モサラベ様式の中にロマネスク様式がまざった挿絵が見られる。
【オスマ写本】
ファクンドス写本より少し遅れて1086年に完成した写本で、すでにロマネスク様式が入りつつあったのがさらに進んでいる挿絵の様式です。
【ナバーラ写本】
12世紀後半にナバーラ地方のラリオハ地方のアストルガで作られたと考えられています。

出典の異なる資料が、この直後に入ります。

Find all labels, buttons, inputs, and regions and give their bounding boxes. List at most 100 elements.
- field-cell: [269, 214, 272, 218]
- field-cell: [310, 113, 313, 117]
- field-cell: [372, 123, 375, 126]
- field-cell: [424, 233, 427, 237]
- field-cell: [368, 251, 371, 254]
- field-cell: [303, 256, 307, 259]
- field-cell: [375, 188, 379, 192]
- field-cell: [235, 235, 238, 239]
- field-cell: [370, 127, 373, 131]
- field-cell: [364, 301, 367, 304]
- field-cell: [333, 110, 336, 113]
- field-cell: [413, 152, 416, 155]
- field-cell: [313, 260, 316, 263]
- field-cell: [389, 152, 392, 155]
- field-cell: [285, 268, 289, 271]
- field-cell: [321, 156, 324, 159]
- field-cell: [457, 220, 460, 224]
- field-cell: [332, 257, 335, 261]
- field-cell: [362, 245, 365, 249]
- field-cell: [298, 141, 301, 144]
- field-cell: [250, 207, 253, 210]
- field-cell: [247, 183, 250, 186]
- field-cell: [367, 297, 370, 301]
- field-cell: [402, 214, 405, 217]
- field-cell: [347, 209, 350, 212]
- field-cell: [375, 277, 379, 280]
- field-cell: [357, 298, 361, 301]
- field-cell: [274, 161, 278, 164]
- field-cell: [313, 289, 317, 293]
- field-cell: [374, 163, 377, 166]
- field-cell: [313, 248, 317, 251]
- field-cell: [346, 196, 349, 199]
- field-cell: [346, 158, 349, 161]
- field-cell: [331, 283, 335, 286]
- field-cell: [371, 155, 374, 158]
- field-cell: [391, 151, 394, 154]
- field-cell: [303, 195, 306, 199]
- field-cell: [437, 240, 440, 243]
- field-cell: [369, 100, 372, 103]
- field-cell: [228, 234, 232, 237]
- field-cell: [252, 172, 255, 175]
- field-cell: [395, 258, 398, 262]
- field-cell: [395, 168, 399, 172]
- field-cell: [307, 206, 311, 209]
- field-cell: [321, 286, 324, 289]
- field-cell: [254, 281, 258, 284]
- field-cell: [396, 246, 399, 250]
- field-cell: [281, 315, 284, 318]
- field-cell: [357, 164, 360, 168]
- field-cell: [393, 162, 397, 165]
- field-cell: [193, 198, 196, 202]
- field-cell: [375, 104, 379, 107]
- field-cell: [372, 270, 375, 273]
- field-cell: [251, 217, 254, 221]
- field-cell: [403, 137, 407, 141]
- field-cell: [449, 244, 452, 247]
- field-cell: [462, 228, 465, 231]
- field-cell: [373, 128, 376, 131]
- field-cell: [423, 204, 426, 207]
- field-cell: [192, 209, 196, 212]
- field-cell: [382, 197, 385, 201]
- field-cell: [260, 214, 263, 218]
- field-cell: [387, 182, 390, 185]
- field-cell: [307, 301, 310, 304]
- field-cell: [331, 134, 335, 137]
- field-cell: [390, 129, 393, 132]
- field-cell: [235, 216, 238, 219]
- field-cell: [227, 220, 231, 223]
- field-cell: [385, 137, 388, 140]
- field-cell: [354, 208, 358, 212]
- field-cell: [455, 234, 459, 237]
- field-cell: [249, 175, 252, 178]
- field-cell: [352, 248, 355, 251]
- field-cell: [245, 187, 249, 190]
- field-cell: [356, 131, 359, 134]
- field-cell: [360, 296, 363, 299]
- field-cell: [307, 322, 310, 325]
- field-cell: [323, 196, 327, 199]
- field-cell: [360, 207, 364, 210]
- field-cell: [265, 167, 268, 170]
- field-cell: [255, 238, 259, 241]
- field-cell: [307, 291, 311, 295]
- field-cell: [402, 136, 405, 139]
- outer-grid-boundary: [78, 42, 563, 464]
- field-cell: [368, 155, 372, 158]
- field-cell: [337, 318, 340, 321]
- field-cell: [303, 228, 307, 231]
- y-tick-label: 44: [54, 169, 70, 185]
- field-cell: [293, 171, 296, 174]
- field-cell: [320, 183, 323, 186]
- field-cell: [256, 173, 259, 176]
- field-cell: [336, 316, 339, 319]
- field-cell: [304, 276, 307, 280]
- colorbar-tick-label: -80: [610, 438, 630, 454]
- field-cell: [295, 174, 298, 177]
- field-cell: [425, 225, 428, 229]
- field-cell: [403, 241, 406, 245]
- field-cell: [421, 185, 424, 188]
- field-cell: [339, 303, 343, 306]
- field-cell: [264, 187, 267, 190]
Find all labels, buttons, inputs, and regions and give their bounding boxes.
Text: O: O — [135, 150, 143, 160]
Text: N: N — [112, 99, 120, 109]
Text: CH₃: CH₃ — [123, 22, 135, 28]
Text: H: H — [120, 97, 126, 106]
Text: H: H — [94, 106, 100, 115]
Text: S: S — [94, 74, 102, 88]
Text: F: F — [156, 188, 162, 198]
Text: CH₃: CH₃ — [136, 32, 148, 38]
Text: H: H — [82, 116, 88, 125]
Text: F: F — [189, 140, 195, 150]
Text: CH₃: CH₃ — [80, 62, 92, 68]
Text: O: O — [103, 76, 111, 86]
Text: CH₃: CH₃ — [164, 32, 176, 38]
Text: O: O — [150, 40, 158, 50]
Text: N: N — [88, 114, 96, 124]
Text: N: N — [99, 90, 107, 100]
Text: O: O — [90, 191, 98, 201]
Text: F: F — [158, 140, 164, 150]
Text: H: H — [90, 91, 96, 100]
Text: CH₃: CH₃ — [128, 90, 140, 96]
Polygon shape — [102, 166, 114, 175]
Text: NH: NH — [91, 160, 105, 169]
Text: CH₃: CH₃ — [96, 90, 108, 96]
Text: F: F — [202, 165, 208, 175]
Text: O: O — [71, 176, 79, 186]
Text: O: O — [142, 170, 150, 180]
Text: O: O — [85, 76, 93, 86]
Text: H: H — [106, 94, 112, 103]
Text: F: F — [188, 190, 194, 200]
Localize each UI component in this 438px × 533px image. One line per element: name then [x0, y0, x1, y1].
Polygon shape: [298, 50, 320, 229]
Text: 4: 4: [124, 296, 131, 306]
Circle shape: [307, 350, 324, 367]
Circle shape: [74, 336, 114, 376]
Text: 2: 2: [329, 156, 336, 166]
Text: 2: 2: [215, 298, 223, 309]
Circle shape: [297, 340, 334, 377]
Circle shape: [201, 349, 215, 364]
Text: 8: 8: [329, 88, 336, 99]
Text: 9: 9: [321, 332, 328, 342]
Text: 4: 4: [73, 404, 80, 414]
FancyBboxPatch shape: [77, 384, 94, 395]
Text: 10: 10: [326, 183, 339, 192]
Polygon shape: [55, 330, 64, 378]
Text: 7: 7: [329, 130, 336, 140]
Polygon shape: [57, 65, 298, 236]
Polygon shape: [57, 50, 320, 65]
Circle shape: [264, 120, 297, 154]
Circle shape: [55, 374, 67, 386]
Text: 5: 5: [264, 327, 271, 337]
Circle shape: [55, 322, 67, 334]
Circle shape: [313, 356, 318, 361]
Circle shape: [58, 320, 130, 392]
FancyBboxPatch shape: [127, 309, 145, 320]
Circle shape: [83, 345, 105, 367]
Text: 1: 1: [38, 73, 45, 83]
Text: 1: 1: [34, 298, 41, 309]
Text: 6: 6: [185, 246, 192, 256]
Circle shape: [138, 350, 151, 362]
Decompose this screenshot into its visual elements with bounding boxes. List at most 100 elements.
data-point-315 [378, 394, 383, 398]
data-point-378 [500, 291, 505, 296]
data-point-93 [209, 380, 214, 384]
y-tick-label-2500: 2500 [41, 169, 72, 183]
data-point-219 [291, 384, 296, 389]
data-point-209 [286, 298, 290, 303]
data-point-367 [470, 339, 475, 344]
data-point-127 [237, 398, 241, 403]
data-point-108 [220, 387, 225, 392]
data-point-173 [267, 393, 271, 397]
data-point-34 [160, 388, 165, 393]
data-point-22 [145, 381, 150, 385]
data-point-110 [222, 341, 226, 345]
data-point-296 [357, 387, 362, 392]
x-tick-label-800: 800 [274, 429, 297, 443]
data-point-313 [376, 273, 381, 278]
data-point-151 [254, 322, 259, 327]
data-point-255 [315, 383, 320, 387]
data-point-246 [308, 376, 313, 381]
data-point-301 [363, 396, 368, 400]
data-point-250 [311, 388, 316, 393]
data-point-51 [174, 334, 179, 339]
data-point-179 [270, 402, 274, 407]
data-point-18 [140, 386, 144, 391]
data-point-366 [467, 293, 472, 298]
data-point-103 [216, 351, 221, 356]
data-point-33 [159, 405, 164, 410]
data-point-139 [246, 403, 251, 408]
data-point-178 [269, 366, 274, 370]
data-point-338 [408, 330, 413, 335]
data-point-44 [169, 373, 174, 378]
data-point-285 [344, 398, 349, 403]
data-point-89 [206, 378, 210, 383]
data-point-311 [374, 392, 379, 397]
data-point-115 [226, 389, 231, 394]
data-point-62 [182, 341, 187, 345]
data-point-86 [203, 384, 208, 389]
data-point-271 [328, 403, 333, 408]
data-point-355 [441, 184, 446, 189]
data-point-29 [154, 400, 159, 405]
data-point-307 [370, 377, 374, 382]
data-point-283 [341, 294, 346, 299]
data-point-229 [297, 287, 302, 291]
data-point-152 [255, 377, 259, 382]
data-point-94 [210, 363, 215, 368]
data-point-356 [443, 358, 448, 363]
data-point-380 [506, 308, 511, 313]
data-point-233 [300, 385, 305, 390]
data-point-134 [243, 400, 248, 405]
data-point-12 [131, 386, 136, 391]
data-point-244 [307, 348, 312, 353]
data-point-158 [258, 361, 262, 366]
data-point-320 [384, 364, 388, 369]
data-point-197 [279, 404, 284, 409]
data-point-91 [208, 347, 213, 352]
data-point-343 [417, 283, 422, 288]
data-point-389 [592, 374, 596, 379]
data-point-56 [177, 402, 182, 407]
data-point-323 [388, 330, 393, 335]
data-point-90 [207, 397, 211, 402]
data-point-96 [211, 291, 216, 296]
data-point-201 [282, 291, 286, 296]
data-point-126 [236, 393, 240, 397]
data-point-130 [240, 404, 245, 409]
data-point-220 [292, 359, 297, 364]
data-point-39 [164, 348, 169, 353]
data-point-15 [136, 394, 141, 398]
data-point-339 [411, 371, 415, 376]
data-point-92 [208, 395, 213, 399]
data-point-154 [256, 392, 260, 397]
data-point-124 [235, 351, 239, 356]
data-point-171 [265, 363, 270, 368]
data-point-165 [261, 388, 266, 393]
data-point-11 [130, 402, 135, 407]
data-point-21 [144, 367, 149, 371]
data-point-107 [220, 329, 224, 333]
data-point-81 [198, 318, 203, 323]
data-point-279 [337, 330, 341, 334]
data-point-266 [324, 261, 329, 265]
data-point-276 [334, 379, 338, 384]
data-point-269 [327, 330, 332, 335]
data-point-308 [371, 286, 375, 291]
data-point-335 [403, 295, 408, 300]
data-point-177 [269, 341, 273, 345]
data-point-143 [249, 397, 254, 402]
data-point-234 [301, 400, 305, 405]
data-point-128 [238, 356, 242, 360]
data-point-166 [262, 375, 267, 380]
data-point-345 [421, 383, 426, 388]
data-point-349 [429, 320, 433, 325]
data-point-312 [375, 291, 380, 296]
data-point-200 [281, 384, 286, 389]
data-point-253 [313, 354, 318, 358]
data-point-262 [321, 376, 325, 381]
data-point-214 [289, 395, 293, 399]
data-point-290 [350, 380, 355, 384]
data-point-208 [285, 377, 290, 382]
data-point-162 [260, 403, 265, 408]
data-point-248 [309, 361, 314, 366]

挿絵の一番の特徴は、なんといっても地に使われている紫色です。
ロマネスク様式を色濃く残しています。
同時に15世紀前半にドイツ又はイタリアで制作されたと考えられる「プトレマイオス世界図」も展示します。プトレマイオス自身が作成した地図は失われましたが、150年頃に著された「地理学」に当時の様々な場所(約8000か所)の座標情報が記されており、「地理学」が1300年頃に再評価された際、その座標情報を使いプトレマイオスの世界図を再構成することができました。
ヨーロッパ中世の写本の世界が味わえます。
場所は、豊田市駅からすぐ近くのVITS豊田タウンの地下1階(市民ギャラリー前)です。 外階段から降りて頂くと便利です。ぜひお越しください。